Die Aktion der Journalisten hat Lücken in den Sicherheitsmaßnahmen aufgezeigt. Das mussten die Leitung des Airports und das Nationale Büro zur Koordinierung der Terrorismusbekämpfung (NCTB) eingestehen. Die Reporter hatten das Flüssigbomben-Imitat problemlos bis nach London und von dort aus nach Washington im Handgepäck mitgenommen.

Der Trick: Sie hatten zunächst in einem Duty-Free-Shop auf dem Airport eine Flasche mit Alkohol gekauft und den Inhalt dann gegen Wasser als Imitat von Flüssigsprengstoff ausgetauscht. Danach legten sie die scheinbar unberührte Flasche erneut an der Kasse eines Zollfrei-Ladens der Kette «See Buy Fly» zum Kauf vor und ließen sie versiegeln.

Als sofortige Folge soll in Schiphol jetzt zusätzliches Personal zur Überwachung der Duty-Free-Shops eingesetzt werden.
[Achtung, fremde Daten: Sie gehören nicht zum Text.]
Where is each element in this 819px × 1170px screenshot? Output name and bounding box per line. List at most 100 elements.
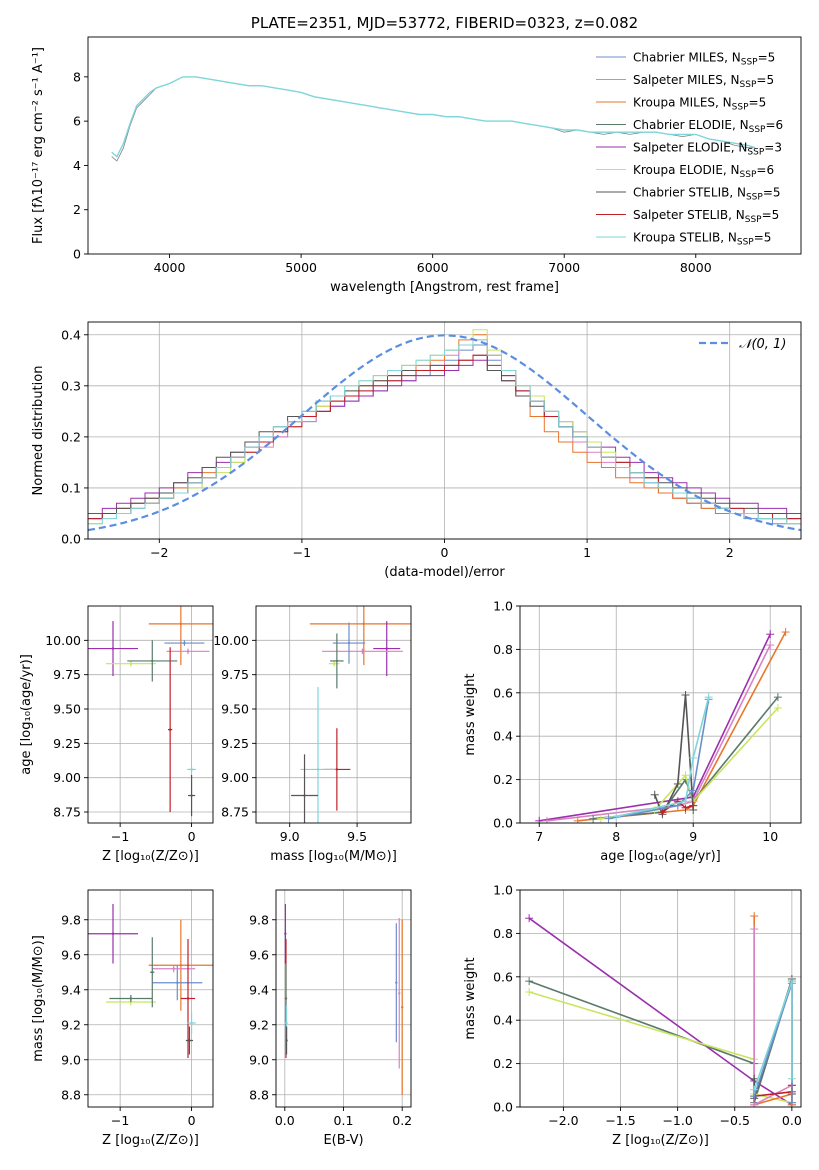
chart-age-vs-Z: −1 0 8.75 9.00 9.25 9.50 9.75 10.00 Z [log₁₀(Z/Z… <box>19 605 214 864</box>
x-tick-label: 2 <box>726 545 734 560</box>
x-tick-label: −1.0 <box>662 1113 692 1128</box>
legend-label: Kroupa MILES, NSSP=5 <box>633 96 766 113</box>
x-tick-label: −1 <box>111 1113 129 1128</box>
x-tick-label: 9.5 <box>347 829 367 844</box>
y-tick-label: 0.2 <box>493 772 513 787</box>
y-tick-label: 9.00 <box>221 770 249 785</box>
y-axis-label: mass weight <box>463 673 478 755</box>
y-axis-label: Flux [fλ10⁻¹⁷ erg cm⁻² s⁻¹ A⁻¹] <box>31 47 46 244</box>
x-tick-label: 9 <box>689 829 697 844</box>
data-point <box>285 1021 288 1025</box>
y-tick-label: 10.00 <box>45 633 81 648</box>
y-axis-label: mass weight <box>463 957 478 1039</box>
plot-area <box>525 912 796 1107</box>
y-tick-label: 9.8 <box>61 912 81 927</box>
x-tick-label: 9.0 <box>280 829 300 844</box>
x-axis-label: wavelength [Angstrom, rest frame] <box>330 280 559 295</box>
data-point <box>151 971 154 974</box>
legend-label: Salpeter STELIB, NSSP=5 <box>633 208 779 225</box>
y-axis-label: Normed distribution <box>31 366 46 496</box>
data-point <box>385 647 388 650</box>
legend-label: Kroupa ELODIE, NSSP=6 <box>633 163 774 180</box>
x-tick-label: 5000 <box>285 260 317 275</box>
data-point <box>303 794 306 797</box>
x-tick-label: −2 <box>150 545 168 560</box>
x-tick-label: 0 <box>188 1113 196 1128</box>
x-tick-label: 0 <box>188 829 196 844</box>
x-axis-label: Z [log₁₀(Z/Z⊙)] <box>102 1133 199 1148</box>
data-point <box>335 768 339 771</box>
x-tick-label: 0 <box>441 545 449 560</box>
legend-label: Salpeter MILES, NSSP=5 <box>633 73 774 90</box>
y-tick-label: 0.4 <box>493 729 513 744</box>
gaussian-curve <box>88 334 801 532</box>
x-tick-label: 8 <box>612 829 620 844</box>
y-tick-label: 0.8 <box>493 642 513 657</box>
data-point <box>129 997 133 1000</box>
plot-area <box>88 606 213 817</box>
x-tick-label: −0.5 <box>720 1113 750 1128</box>
chart-mass-vs-Z: −1 0 8.8 9.0 9.2 9.4 9.6 9.8 Z [log₁₀(Z/Z⊙)] mass… <box>31 889 214 1148</box>
x-tick-label: 4000 <box>154 260 186 275</box>
y-tick-label: 9.50 <box>53 702 81 717</box>
data-point <box>183 641 186 645</box>
chart-title: PLATE=2351, MJD=53772, FIBERID=0323, z=0… <box>251 14 638 32</box>
plot-area <box>535 628 790 823</box>
weight-series-line <box>528 980 793 1103</box>
y-tick-label: 0.3 <box>61 378 81 393</box>
y-tick-label: 6 <box>73 114 81 129</box>
x-tick-label: −1 <box>293 545 311 560</box>
axes-frame <box>87 36 802 255</box>
weight-series-line <box>528 917 793 1106</box>
data-point <box>400 1006 404 1009</box>
y-tick-label: 9.75 <box>221 667 249 682</box>
weight-series-line <box>753 980 793 1090</box>
data-point <box>188 1039 191 1042</box>
y-tick-label: 0.4 <box>493 1013 513 1028</box>
x-tick-label: −1.5 <box>605 1113 635 1128</box>
y-tick-label: 9.8 <box>249 912 269 927</box>
y-tick-label: 0.4 <box>61 327 81 342</box>
y-tick-label: 0.6 <box>493 685 513 700</box>
plot-area <box>291 606 411 823</box>
plot-area <box>284 904 404 1095</box>
data-point <box>398 992 401 995</box>
y-tick-label: 0.8 <box>493 926 513 941</box>
x-tick-label: 6000 <box>417 260 449 275</box>
x-tick-label: 0.0 <box>275 1113 295 1128</box>
data-point <box>129 662 133 665</box>
data-point <box>151 659 154 663</box>
data-point <box>186 650 190 653</box>
data-point <box>335 659 339 663</box>
data-point <box>332 662 336 665</box>
x-axis-label: E(B-V) <box>323 1133 363 1148</box>
axes-frame <box>87 605 214 824</box>
plot-area <box>111 76 756 162</box>
y-tick-label: 9.50 <box>221 702 249 717</box>
data-point <box>362 622 366 626</box>
weight-series-line <box>528 991 793 1104</box>
x-tick-label: 0.1 <box>334 1113 354 1128</box>
legend-label: Chabrier ELODIE, NSSP=6 <box>633 118 783 135</box>
y-tick-label: 10.00 <box>213 633 249 648</box>
legend-label: Kroupa STELIB, NSSP=5 <box>633 231 771 248</box>
data-point <box>168 728 172 731</box>
y-tick-label: 8.75 <box>221 805 249 820</box>
y-tick-label: 8.8 <box>61 1087 81 1102</box>
y-tick-label: 0.0 <box>493 1100 513 1115</box>
y-tick-label: 8 <box>73 69 81 84</box>
y-tick-label: 0 <box>73 247 81 262</box>
data-point <box>361 650 364 653</box>
chart-massweight-vs-age: 7 8 9 10 0.0 0.2 0.4 0.6 0.8 1.0 age [log₁₀(age/yr… <box>463 599 802 864</box>
data-point <box>172 967 175 970</box>
chart-massweight-vs-Z: −2.0 −1.5 −1.0 −0.5 0.0 0.0 0.2 0.4 0.6 0.8 1.0 Z [… <box>463 883 802 1149</box>
data-point <box>186 997 190 1000</box>
data-point <box>190 1021 193 1025</box>
x-tick-label: 0.2 <box>392 1113 412 1128</box>
data-point <box>395 981 398 984</box>
chart-residuals: 𝒩(0, 1) −2 −1 0 1 2 0.0 0.1 0.2 0.3 0.4 (data-model… <box>31 321 802 580</box>
y-axis-label: mass [log₁₀(M/M⊙)] <box>31 935 46 1062</box>
y-tick-label: 4 <box>73 158 81 173</box>
y-tick-label: 0.0 <box>493 816 513 831</box>
y-tick-label: 9.25 <box>221 736 249 751</box>
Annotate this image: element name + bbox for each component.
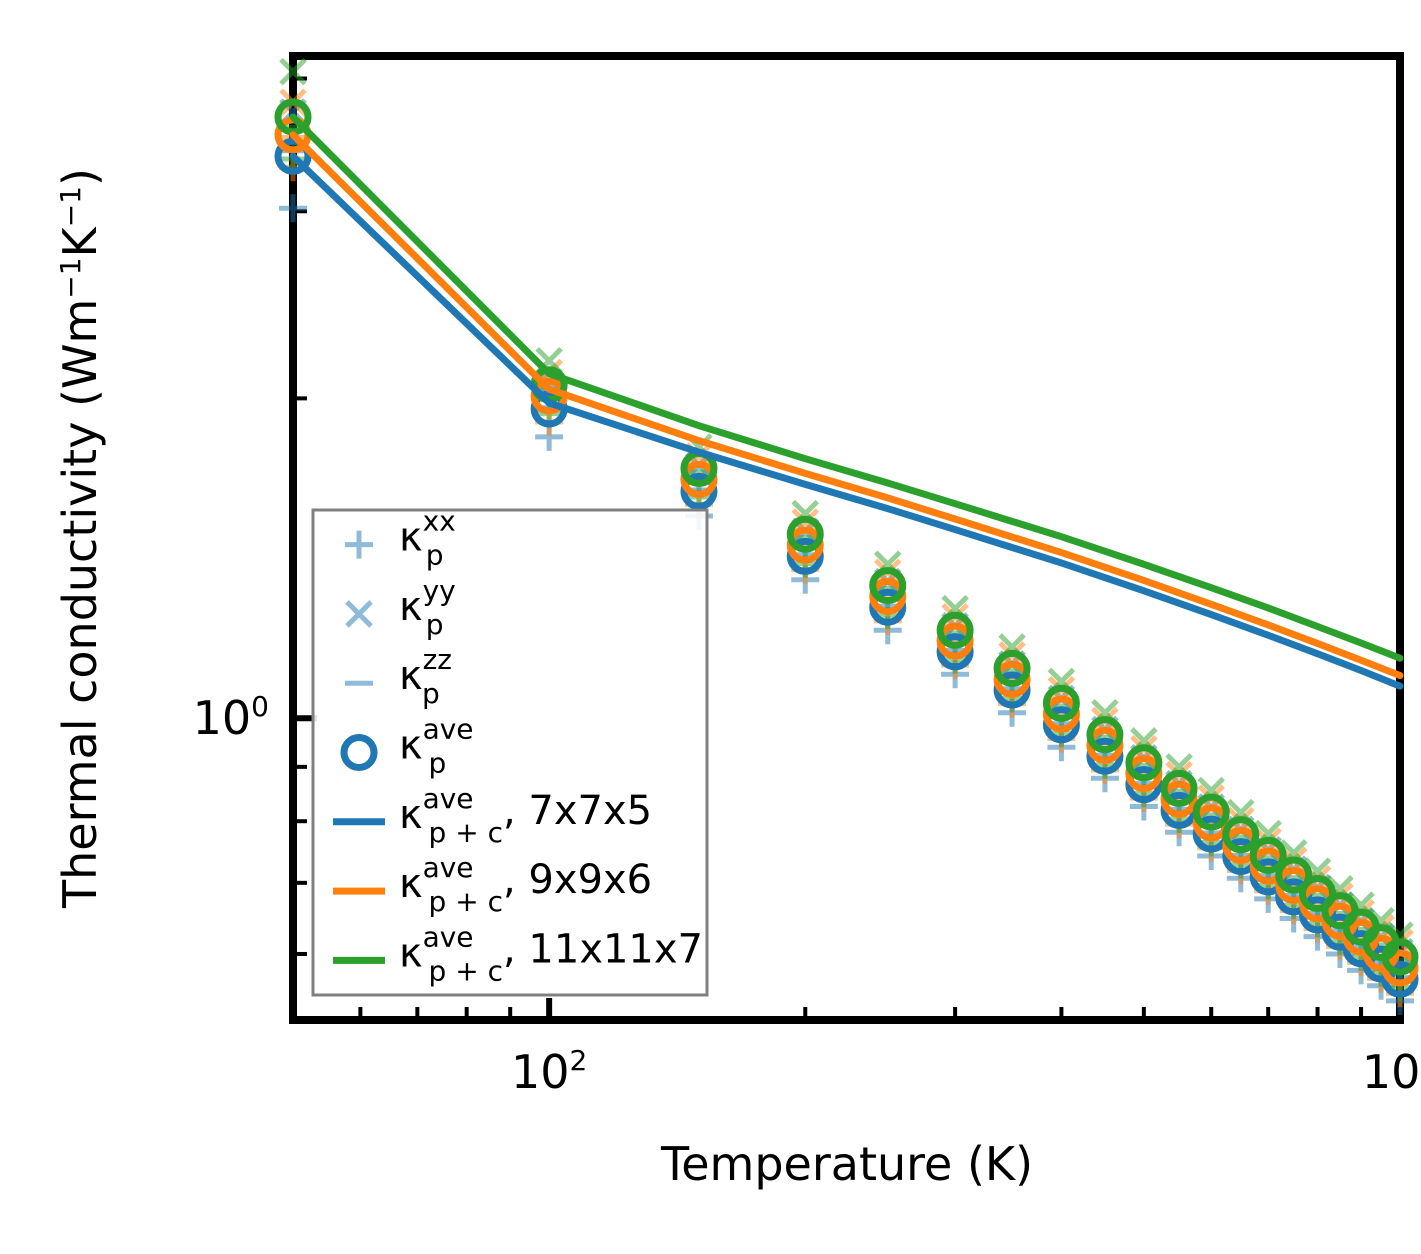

In anderen Geschäften werde der Verkauf von Flüssigkeiten ganz unterbunden, so ein Flughafen-Sprecher. Die Kontrolleure sollen vor allem darauf achten, dass kein Reisender von außen Behältnisse mit Flüssigkeiten in die Shops bringen und als dort gekaufte Ware in Sicherheitsverpackungen für den Flug versiegeln lassen kann.

Geändert werden muss in Schiphol wahrscheinlich auch der gesamte Ablauf der Sicherheitskontrollen. Nach einer EU-Bestimmung aus dem Jahr 2005 werden Passagiere bei Flügen außerhalb der Schengen-Zone nicht vor dem Zutritt zum Terminal, sondern an den jeweiligen Einsteige-Gates kontrolliert – erst hinter den Duty-Free-Shops. Das hatte die Aktion der Journalisten möglich gemacht.